ボリューム満点、いわばすき家的な展覧会です。
「今回は僕が20年間携わってきた仕事のほぼ全てが一堂に会する大規模な試みです。CDジャケット、本の表紙などイラスト作品と原画をカテゴリーごとに紹介します。とにかくボリューム満点にして美術ファンや僕を知らない人でも、これだけ見れば十分お腹いっぱいになる。すき家的な発想なんです(笑)」
会場で驚くのはその仕事の幅広さ。
「イラストレーターになってずっと幅広い世代に向けて描きたいと思ってきました。例えば教科書。僕自身、何年も教科書を使っていたはずなのに、いま表紙を思い出せるものは一冊もない。当時は学生よりも学校向けに、きっと無難な表紙が重視されたのでしょう。でもそれじゃ学んだことも記憶に残りにくいはず」
そう考える彼の教科書は、学生の記憶に強烈なインパクトを残す。他にもさだまさしや浅田飴など、年配ファンが中心だったアーティストや企業からも注目されている。なぜこれほど多くの人の心に響くのだろう。
「子どもの頃から従来の広告やパッケージ写真にずっと違和感があったんです。例えば有名人が商品を手に満面の笑みでこっちを見ている。それって、“私のこと知っているならこの商品買ってよね”と言わんばかりの威圧感で、引いていた」
匿名性を重視し、あえてセーラー服や目線のない横向きの女の子の構図を採用。不自然な笑顔も必要としないフラットな絵は、都会的なのにどこか懐かしい。その根底に流れるのは観る人を想う気持ちだ。
「例えば、男性が描く女性キャラクターは、体のラインや露出度を強調したものも多い。デフォルメだとしても不快に思う人もいますよね。僕も女の子のモチーフを多用しているからこそ、誰が見ても心地よく感じられる作品を作りたいんです」
2004年リリースの『ソルファ2004ver.』の再編集ジャケット。「芯が太くなった彼らの演奏をそのまま表現するように描きました」
ASIAN KUNG-FU GENERATION『ソルファ(2016)』©Ki/oon Music
2010年放送のTVアニメ『四畳半神話大系』から進化させた本作は「以前と同じ印象を大切にしながら、さらに進化したデザインに」。

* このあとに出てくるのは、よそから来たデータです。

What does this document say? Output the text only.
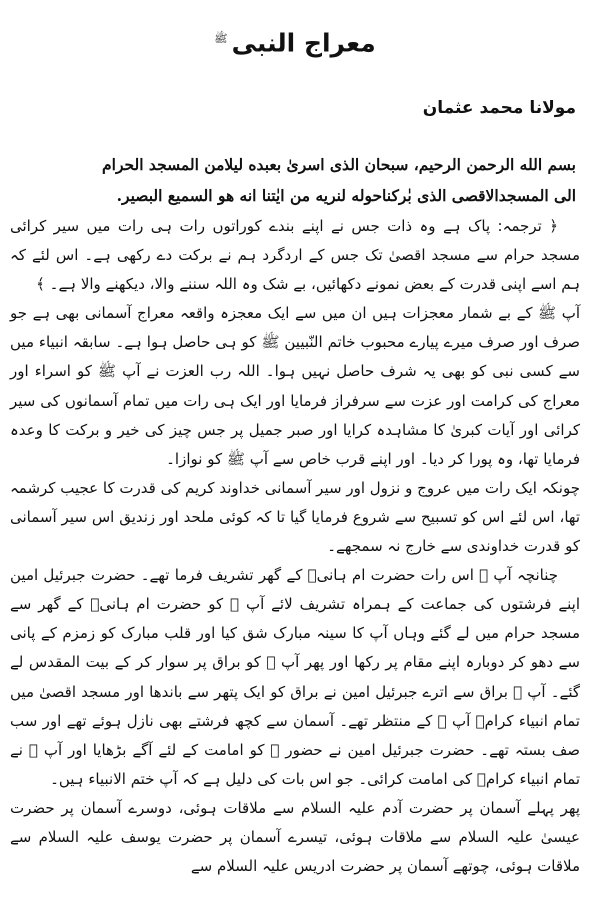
معراج النبی$^ﷺ$
مولانا محمد عثمان
بسم الله الرحمن الرحيم، سبحان الذی اسریٰ بعبده ليلامن المسجد الحرام
الی المسجدالاقصی الذی بٰرکناحوله لنريه من ايٰتنا انه هو السميع البصير.

﴿ ترجمہ: پاک ہے وہ ذات جس نے اپنے بندے کوراتوں رات ہی رات میں سیر کرائی مسجد حرام سے مسجد اقصیٰ تک جس کے اردگرد ہم نے برکت دے رکھی ہے۔ اس لئے کہ ہم اسے اپنی قدرت کے بعض نمونے دکھائیں، بے شک وہ اللہ سننے والا، دیکھنے والا ہے۔ ﴾

آپ ﷺ کے بے شمار معجزات ہیں ان میں سے ایک معجزہ واقعہ معراج آسمانی بھی ہے جو صرف اور صرف میرے پیارے محبوب خاتم النّبیین ﷺ کو ہی حاصل ہوا ہے۔ سابقہ انبیاء میں سے کسی نبی کو بھی یہ شرف حاصل نہیں ہوا۔ اللہ رب العزت نے آپ ﷺ کو اسراء اور معراج کی کرامت اور عزت سے سرفراز فرمایا اور ایک ہی رات میں تمام آسمانوں کی سیر کرائی اور آیات کبریٰ کا مشاہدہ کرایا اور صبر جمیل پر جس چیز کی خیر و برکت کا وعدہ فرمایا تھا، وہ پورا کر دیا۔ اور اپنے قرب خاص سے آپ ﷺ کو نوازا۔

چونکہ ایک رات میں عروج و نزول اور سیر آسمانی خداوند کریم کی قدرت کا عجیب کرشمہ تھا، اس لئے اس کو تسبیح سے شروع فرمایا گیا تا کہ کوئی ملحد اور زندیق اس سیر آسمانی کو قدرت خداوندی سے خارج نہ سمجھے۔

چنانچہ آپ ﷺ اس رات حضرت ام ہانیؓ کے گھر تشریف فرما تھے۔ حضرت جبرئیل امین اپنے فرشتوں کی جماعت کے ہمراہ تشریف لائے آپ ﷺ کو حضرت ام ہانیؓ کے گھر سے مسجد حرام میں لے گئے وہاں آپ کا سینہ مبارک شق کیا اور قلب مبارک کو زمزم کے پانی سے دھو کر دوبارہ اپنے مقام پر رکھا اور پھر آپ ﷺ کو براق پر سوار کر کے بیت المقدس لے گئے۔ آپ ﷺ براق سے اترے جبرئیل امین نے براق کو ایک پتھر سے باندھا اور مسجد اقصیٰ میں تمام انبیاء کرامؑ آپ ﷺ کے منتظر تھے۔ آسمان سے کچھ فرشتے بھی نازل ہوئے تھے اور سب صف بستہ تھے۔ حضرت جبرئیل امین نے حضور ﷺ کو امامت کے لئے آگے بڑھایا اور آپ ﷺ نے تمام انبیاء کرامؑ کی امامت کرائی۔ جو اس بات کی دلیل ہے کہ آپ ختم الانبیاء ہیں۔

پھر پہلے آسمان پر حضرت آدم علیہ السلام سے ملاقات ہوئی، دوسرے آسمان پر حضرت عیسیٰ علیہ السلام سے ملاقات ہوئی، تیسرے آسمان پر حضرت یوسف علیہ السلام سے ملاقات ہوئی، چوتھے آسمان پر حضرت ادریس علیہ السلام سے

©2022 森見登美彦・上田誠・KADOKAWA/「四畳半タイムマシンブルース」制作委員会
2013年から高校音楽教科書の表紙画を担当。「この教科書を使っていた学生は、いま僕の作品を見て懐かしさを感じるそうです」
「高校生の音楽1(平成29年~)」(教育芸術社)
明治20年創業「浅田飴」から2020年に登場したのど飴。これまでのイメージを払拭したポップな缶で、販売先には問い合わせが殺到した。
浅田飴糖衣P(白桃)〈指定医薬部外品〉
『中村佑介20周年展』 東京ドームシティ Gallery AaMo 東京都文京区後楽1‐3‐61 東京ドームシティ クリスタルアベニュー沿い 開催中~2023年1月9日(月)11時~19時(金曜は20時まで。入場は閉場の30分前まで) 月曜(12/26・1/2・1/9は開館)休 一般1200円ほか TEL:03・5800・9999
なかむら・ゆうすけ 1978年、兵庫県生まれ。大阪芸術大学卒業。アニメのキャラクターデザイン、ラジオ制作、エッセイ執筆など多方面で活躍。CDジャケット全集『PLAY』(飛鳥新社)発売中。